If you have done your homework and read the Sino-British Joint Declaration of 1984, you will find that it contained China’s commitment to upholding “national and territorial integrity” which is now incorporated into the Basic Law. And under the Basic Law, Hong Kong is entrusted to enact its own national security laws which we have not been able to achieve for 23 years and you should not wonder why as you know very well that the Western world would use every ounce of its power to make sure that we fail. Hong Kong has become an international spying center and the separatists are now using Hong Kong as a base to try to secure Hong Kong independence.

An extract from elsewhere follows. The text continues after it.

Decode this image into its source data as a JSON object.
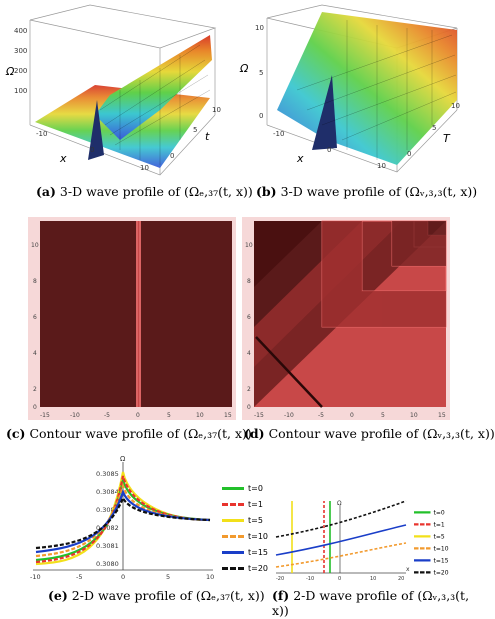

Beijing has always wanted to give us a high degree of autonomy after 1997 and it has kept its promise for 23 years but when fanatics are trying so hard to destroy us, Beijing is forced to do something: it has been too soft and for too long: “it must provide Hong Kong with a tailor-made law to protect Hong Kong from subversion, secession, terrorist acts and foreign intervention, and the only people with anything to fear are those who threaten national security, including those who collude with foreign powers to harm our city, something you would never tolerate in the UK” – a direct quote from Grenville Cross, an ex-director of public prosecutions of Hong Kong.

To most of us living in Hong Kong, this National Security Law comes really too late but then it’s always better late than never and we were all celebrating upon its enactment and coming into effect on June 30. If you have bothered to listen patiently to Mr Tong, you will find it in your heart how biased Western reporting has been, from the riots in Hong Kong last year, whitewashed as peaceful pro-democracy protests, to the lockdown of Wuhan and other Chinese cities, derided as draconian and an abuse of human rights, and that only the willfully blind will fail to see that it is being waged by the US and some of its allies to stymie a rising China just so they can hold on to their global hegemony no matter how people who are so affected suffer hugely because of it.

The US might wish to remain the world’s number one power, and China has no interest in taking over. So please leave us alone.